Mary needs to allocate additional funds toward her credit card balance. However, her current work tedium and social obligations prohibit earning additional funds outside of her salary. So, Mary decides a faster solution is reducing funds spent on nebulous discretionary areas and redirecting these toward her credit card balance. But Mary only has a vague notion of how much she spends in certain nebulous discretionary areas.
But Mary is an avid reader and finds a newsletter buried in an internet rabbit hole. This newsletter provides an exercise wherein Mary must download six months of transactions from her banks and credit card accounts. Then assign a category to each transaction and total the categories to discover her average monthly spending in those nebulous discretionary areas.
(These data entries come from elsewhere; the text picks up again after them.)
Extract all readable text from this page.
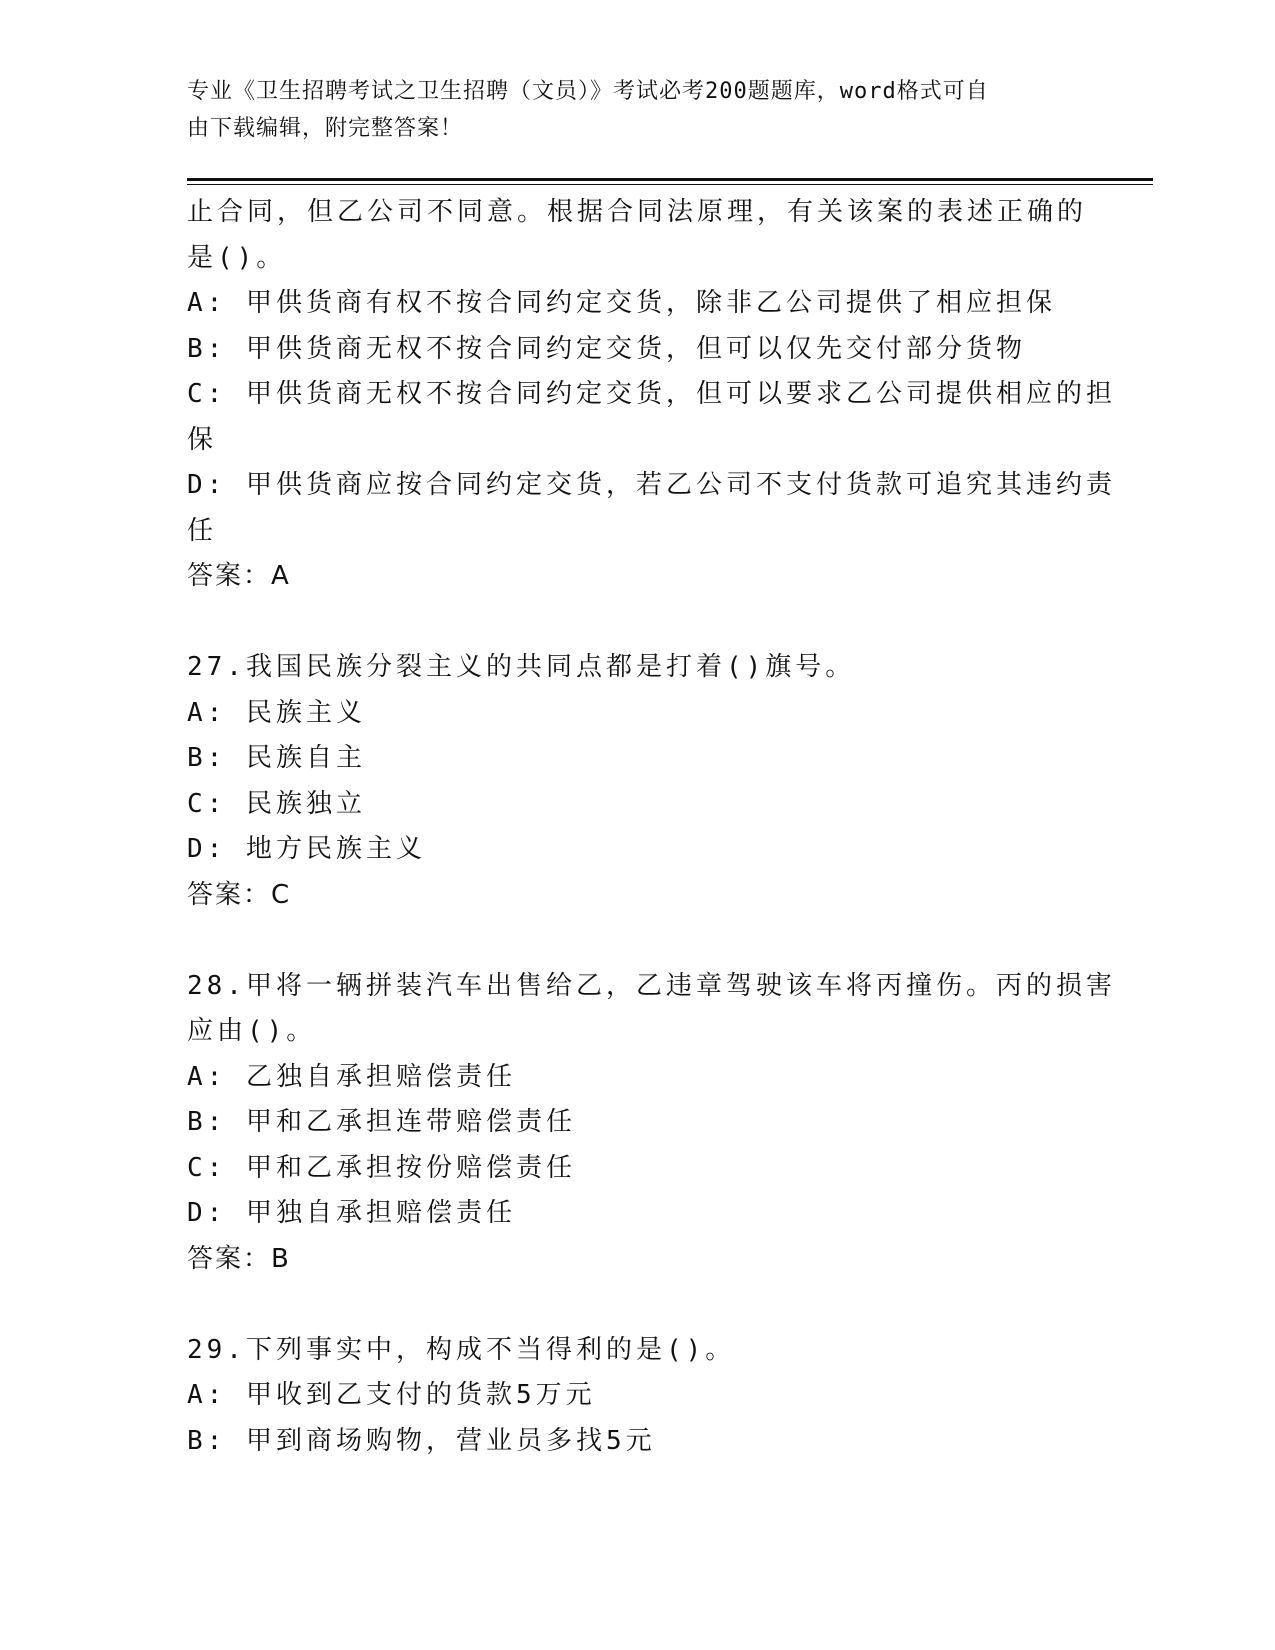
专业《卫生招聘考试之卫生招聘（文员）》考试必考200题题库，word格式可自
由下载编辑，附完整答案！
止合同，但乙公司不同意。根据合同法原理，有关该案的表述正确的
是()。
A: 甲供货商有权不按合同约定交货，除非乙公司提供了相应担保
B: 甲供货商无权不按合同约定交货，但可以仅先交付部分货物
C: 甲供货商无权不按合同约定交货，但可以要求乙公司提供相应的担
保
D: 甲供货商应按合同约定交货，若乙公司不支付货款可追究其违约责
任
答案：A
27.我国民族分裂主义的共同点都是打着()旗号。
A: 民族主义
B: 民族自主
C: 民族独立
D: 地方民族主义
答案：C
28.甲将一辆拼装汽车出售给乙，乙违章驾驶该车将丙撞伤。丙的损害
应由()。
A: 乙独自承担赔偿责任
B: 甲和乙承担连带赔偿责任
C: 甲和乙承担按份赔偿责任
D: 甲独自承担赔偿责任
答案：B
29.下列事实中，构成不当得利的是()。
A: 甲收到乙支付的货款5万元
B: 甲到商场购物，营业员多找5元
Having completed the exercise and after the initial panic attack faded, Mary is able to identify $400 per month in travel spending that she could reduce without jeopardizing her position in the tribe. She would redirect these funds to make additional payments on the credit card debt. However, Mary is unclear how this $400 will find its new purpose. It is in danger of falling into a black hole of requited consumer desires. Fortuitously, Mary finds another article in that same internet rabbit hole that suggests she set up a separate account to hold this $400 per month prior to its transfer to the credit card company. Subsequent to each income delivery, Mary transfers her monthly reassignment to a separate holding account.
Mary begins to execute her new plan with gusto. “This is easy,” she thought, until the third week when old justifications crept back, enticing her to purchase a new technological enhancement that would boost her status within the peer group for eight to ten days or until overshadowed by someone else’s acquisition.
Requiring the movement of funds out of the account where they are earmarked for a specific purpose provided Mary a moment of friction that allowed her to reflect on the act she was about to complete. Recognizing the deviation, Mary became cognizant of old habits which would betray her plan. This self-knowledge curtailed future behaviors before they significantly derailed her better habits.
After 47 months, Mary set up the online payment that finally paid off the balance on her credit card. Mary’s kidney was safe. No longer requiring an extra monthly payment to her credit card, Mary was in the enviable position of deciding how to redeploy these funds. Would she revert to her old spending ways or create new financial resources with the $400 per month?